Polly Adler Kolumne: Das Pfeffer-Asyl
Wenn der Herr des Herzens plötzlich zum Wisch-Mobster mutiert
"Es gibt Pfeffer-Kriege und ich brauche Asyl", hatte mir K eine Sprachnachricht in einer von schwarzen Wolken verhangenen Stimme hinterlassen. Als sie eintrudelte, hatte sie sogar einen Riesenkoffer mit dem "Nötigsten" dabei.
Ich lebte ohnehin in einer viel zu großen Wohnung, die ich mir eigentlich nicht mehr leisten konnte, und fand an dem Konzept einer offenen WG zunehmend Gefallen. Die Ereignischronik, die im Pfeffer-Asyl eskaliert war: K hatte ihren ehernen Grundsatz gebrochen, nie, aber wirklich nie mit einem Mann zusammenzuziehen, noch dazu in bereits von ihm markierten Territorium, sprich in seine Wohnung. Zwei Gründe hatten sie zu dem Schritt bewogen: Ökonomie und Müdigkeit.

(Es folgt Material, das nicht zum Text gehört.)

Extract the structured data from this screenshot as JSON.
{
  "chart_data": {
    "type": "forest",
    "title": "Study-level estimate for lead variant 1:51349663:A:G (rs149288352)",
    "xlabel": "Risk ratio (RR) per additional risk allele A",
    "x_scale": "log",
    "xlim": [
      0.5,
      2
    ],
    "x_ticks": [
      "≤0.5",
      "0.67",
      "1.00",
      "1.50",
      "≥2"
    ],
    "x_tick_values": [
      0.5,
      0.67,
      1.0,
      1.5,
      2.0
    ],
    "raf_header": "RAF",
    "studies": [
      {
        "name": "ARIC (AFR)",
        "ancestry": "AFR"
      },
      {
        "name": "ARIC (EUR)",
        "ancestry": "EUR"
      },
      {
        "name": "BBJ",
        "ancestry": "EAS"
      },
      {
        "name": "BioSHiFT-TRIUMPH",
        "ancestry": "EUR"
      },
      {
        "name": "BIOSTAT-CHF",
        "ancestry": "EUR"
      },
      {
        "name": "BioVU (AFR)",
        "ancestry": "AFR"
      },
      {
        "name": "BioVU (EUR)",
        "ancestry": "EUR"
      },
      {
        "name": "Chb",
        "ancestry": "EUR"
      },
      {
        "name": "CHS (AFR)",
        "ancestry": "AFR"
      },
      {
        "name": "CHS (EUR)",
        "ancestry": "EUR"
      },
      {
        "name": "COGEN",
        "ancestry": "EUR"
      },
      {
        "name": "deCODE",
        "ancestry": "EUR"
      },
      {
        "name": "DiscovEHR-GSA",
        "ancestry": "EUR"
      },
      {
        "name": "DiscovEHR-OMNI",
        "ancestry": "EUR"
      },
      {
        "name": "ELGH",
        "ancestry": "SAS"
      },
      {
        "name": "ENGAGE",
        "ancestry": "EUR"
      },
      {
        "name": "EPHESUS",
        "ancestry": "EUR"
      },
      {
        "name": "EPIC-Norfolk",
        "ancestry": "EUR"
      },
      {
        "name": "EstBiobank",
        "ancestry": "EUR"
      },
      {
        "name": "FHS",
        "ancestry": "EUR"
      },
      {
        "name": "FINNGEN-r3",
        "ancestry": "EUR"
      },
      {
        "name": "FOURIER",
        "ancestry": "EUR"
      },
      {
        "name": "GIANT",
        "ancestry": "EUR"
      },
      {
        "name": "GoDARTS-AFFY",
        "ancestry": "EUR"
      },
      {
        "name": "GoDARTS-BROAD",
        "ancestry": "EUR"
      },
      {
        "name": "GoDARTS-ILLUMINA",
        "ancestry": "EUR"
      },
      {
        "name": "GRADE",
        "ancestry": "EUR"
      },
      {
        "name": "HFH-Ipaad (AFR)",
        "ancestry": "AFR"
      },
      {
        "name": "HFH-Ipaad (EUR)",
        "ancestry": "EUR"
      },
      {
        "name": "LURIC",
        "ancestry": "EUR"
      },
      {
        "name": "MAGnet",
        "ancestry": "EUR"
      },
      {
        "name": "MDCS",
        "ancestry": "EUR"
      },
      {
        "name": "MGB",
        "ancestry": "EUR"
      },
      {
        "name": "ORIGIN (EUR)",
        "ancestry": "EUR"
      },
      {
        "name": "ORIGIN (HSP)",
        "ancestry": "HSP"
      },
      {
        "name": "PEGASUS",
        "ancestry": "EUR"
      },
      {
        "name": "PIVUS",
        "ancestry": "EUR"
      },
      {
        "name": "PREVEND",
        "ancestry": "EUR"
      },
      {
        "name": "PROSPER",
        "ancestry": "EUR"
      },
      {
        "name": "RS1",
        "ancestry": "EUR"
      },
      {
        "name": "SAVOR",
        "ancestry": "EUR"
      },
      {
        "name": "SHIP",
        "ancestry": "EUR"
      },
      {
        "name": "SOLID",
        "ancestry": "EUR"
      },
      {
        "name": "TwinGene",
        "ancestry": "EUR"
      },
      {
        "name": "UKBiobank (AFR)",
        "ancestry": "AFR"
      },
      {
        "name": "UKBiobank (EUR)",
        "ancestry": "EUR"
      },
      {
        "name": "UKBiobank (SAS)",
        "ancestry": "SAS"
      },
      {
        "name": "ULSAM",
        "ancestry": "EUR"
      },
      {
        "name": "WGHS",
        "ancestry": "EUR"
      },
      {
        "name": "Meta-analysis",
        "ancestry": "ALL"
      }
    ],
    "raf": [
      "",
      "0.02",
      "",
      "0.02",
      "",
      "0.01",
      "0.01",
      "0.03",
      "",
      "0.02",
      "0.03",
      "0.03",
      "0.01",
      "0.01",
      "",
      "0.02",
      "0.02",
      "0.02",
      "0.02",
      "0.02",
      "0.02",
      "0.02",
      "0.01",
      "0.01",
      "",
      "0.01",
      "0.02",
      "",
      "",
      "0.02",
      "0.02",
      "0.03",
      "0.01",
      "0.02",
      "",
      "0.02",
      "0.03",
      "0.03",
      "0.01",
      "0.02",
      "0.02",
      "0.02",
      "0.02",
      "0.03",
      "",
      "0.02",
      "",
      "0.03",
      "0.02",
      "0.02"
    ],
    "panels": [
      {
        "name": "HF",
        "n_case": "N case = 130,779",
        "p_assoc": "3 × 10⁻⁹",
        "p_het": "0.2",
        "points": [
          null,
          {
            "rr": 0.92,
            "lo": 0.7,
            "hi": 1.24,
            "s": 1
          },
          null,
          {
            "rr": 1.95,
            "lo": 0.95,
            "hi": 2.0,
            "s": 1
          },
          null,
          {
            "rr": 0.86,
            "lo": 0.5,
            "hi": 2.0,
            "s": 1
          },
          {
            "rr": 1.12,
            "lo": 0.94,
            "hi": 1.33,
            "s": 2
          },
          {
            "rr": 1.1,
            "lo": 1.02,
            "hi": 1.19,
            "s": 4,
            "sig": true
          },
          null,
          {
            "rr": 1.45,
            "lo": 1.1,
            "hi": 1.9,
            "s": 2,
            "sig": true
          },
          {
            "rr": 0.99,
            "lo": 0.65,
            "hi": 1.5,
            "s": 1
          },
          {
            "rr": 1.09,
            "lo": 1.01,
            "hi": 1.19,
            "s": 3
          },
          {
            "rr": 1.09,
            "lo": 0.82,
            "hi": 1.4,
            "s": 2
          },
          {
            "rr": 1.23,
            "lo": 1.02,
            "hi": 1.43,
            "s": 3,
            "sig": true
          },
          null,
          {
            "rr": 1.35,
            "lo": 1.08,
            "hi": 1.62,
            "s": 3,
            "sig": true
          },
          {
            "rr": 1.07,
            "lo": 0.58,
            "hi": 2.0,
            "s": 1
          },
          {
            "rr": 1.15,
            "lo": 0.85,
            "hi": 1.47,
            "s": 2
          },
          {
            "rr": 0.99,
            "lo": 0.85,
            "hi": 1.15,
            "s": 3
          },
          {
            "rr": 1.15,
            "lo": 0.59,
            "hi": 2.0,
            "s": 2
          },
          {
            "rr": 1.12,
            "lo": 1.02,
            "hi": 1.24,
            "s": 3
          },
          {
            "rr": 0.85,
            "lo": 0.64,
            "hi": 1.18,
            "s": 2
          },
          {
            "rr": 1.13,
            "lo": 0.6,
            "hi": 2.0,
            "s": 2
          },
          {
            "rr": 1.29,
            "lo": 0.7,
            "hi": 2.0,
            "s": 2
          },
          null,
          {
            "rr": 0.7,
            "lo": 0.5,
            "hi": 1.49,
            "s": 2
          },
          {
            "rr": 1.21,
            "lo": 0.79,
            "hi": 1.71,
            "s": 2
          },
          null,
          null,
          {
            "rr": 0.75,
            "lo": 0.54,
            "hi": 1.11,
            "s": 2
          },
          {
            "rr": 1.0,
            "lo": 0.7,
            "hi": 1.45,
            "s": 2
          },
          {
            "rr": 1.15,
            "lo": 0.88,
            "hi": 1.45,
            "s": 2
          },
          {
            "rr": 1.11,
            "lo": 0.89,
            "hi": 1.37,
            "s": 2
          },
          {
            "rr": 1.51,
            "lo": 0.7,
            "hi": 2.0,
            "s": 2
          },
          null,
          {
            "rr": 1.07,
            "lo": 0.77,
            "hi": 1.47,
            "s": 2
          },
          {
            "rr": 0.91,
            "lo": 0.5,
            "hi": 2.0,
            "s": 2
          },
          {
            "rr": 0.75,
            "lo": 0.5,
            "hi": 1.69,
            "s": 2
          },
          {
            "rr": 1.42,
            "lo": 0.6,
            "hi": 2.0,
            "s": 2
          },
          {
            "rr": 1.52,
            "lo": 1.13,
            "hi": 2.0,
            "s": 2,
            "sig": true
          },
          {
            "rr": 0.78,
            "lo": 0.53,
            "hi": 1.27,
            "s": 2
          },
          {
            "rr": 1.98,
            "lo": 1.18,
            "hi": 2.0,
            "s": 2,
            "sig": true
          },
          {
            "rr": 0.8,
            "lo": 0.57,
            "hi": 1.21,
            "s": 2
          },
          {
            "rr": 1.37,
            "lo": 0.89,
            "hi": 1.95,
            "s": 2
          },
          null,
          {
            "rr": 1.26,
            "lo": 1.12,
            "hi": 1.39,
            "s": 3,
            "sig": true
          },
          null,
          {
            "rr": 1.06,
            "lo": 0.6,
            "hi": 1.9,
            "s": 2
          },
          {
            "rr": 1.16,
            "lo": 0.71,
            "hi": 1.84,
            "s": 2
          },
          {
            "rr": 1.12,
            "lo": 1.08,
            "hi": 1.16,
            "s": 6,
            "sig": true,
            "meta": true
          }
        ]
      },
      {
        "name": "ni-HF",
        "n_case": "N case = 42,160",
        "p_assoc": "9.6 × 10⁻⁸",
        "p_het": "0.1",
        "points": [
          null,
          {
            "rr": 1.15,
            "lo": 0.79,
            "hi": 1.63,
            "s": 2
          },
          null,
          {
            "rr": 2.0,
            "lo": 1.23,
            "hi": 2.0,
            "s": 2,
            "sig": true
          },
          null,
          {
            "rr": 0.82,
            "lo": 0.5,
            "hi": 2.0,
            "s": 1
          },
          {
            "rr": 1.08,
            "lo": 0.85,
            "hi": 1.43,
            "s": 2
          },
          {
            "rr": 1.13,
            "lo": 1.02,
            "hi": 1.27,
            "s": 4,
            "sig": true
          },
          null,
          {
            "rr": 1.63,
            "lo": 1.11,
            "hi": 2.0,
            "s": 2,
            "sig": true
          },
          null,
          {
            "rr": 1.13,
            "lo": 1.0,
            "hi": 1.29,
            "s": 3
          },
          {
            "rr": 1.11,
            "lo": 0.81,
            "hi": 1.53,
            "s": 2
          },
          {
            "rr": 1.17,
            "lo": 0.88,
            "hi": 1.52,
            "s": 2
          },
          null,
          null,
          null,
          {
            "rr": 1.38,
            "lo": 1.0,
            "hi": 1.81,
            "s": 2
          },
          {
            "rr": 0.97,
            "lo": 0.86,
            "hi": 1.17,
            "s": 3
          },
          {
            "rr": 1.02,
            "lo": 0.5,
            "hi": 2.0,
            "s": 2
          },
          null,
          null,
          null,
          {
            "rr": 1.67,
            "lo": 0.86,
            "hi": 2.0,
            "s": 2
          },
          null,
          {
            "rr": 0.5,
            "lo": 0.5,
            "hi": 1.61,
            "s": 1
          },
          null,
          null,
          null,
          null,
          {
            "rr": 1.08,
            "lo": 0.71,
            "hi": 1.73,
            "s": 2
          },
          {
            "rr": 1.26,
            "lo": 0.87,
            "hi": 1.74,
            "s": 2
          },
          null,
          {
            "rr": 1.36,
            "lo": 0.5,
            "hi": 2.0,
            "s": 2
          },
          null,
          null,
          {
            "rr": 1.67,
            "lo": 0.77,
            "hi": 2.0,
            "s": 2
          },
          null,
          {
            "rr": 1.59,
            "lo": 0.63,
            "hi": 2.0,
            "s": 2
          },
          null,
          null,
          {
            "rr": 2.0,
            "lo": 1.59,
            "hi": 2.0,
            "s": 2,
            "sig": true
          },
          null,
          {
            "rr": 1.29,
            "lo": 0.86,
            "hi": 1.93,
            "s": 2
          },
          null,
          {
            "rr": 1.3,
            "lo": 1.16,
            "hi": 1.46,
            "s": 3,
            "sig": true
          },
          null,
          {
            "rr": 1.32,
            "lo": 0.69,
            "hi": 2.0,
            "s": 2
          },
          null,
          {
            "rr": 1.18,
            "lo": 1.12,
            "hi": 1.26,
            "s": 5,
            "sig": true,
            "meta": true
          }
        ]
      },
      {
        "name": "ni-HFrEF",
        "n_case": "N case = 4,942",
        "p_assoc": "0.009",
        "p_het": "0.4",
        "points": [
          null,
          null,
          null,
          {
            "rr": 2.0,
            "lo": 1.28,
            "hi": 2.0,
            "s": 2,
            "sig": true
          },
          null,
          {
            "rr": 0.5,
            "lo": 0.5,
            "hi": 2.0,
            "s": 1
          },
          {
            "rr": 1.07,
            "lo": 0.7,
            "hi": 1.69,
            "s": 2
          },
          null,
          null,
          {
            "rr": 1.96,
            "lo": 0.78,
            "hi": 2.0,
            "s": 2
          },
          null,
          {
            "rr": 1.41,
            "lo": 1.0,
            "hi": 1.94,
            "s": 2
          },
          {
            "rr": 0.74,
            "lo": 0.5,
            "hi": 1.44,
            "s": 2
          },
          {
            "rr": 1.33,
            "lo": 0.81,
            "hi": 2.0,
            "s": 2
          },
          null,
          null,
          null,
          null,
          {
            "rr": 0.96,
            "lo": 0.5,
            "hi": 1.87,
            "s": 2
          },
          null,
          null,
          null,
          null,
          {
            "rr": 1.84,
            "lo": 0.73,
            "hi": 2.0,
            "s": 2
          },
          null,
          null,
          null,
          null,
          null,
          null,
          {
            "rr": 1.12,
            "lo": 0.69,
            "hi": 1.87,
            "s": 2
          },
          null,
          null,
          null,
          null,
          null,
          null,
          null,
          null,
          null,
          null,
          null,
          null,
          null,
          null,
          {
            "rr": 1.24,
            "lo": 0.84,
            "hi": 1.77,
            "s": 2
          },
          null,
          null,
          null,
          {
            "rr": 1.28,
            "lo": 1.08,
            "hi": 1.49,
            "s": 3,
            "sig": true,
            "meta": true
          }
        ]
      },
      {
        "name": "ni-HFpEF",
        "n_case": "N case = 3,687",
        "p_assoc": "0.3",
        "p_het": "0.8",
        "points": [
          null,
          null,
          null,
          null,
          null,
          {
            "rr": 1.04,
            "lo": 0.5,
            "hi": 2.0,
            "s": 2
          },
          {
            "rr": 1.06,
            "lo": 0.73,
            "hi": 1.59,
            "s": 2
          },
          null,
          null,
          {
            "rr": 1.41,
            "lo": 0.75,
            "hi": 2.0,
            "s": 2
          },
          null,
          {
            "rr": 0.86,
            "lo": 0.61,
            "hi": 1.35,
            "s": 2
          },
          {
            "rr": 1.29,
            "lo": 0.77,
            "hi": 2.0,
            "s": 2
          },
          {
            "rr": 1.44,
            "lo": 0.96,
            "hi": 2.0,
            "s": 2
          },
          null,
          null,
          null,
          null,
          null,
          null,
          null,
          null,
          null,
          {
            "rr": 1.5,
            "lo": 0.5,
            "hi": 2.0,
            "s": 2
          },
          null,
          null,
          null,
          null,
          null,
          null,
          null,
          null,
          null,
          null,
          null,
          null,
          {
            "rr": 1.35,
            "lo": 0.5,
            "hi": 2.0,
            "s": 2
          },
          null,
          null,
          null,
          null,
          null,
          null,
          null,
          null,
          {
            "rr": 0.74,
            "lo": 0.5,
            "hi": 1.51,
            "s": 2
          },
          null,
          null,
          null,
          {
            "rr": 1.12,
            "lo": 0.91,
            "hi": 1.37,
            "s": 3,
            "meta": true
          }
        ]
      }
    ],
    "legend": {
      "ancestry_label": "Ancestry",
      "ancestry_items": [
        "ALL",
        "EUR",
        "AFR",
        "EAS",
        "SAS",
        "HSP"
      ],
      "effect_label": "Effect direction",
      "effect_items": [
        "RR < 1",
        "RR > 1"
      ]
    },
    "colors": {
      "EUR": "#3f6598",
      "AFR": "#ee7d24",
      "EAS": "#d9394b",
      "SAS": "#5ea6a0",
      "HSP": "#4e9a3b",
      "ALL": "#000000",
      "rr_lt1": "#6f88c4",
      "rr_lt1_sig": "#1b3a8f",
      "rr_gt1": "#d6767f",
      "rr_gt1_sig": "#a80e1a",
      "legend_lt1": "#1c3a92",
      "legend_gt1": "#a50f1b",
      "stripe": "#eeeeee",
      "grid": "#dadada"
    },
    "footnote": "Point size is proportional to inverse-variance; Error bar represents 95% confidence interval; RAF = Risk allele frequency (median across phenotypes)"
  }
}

Zu lange war sie jenem Syndrom bei ihrer Männerwahl erlegen, das meine Tochter als die "völlig verblödete Romantisierung von Narzissten" bezeichnete ("Ein echtes Problem deiner Generation, Mama!"). Jetzt hatte K einen mountainbikenden Normalo, etwas langweilig, aber total stabil (so dachte sie), der aber im Zuge des gemeinsamen Wohnens seine an Pathologie grenzende Nerdigkeit offenbarte.
"Er drehte durch, als ich die Reste meines alten Pfeffers in sein frisch gefülltes Pfeffer-Fässchen staubte. Ich sei unsensibel, bar jeder Empathie für seine Bedürfnisse. Und jedes Mal, wenn ich im Bad war, tanzt er laut schweigend mit einem Wischmob dort an. So unsexy!"
"Eine neue Form des Mobsters", kicherte ich und bezog ihr das Bett. Ich hatte nie auf Gedeih und Verderben mit einem Mann zusammen gelebt, sondern immer eine kleine Rettungsboot-Garconniere in petto gehabt, war also als Ratgeberin völlig ungeeignet. Aber dass der Zusammenzug nicht für alle Paare ins gleißende Glück führt, weiß man spätestens seit der Lektüre von Tolstois "Anna Karenina", wo sich Wronski in dem Moment, wo Anna ihm ihre Existenz zu Füßen legte, darüber beklagte, dass ihm die "Sehnsucht” abhandengekommen war. Aber wenigstens war der kein Wischmob-Neurotiker.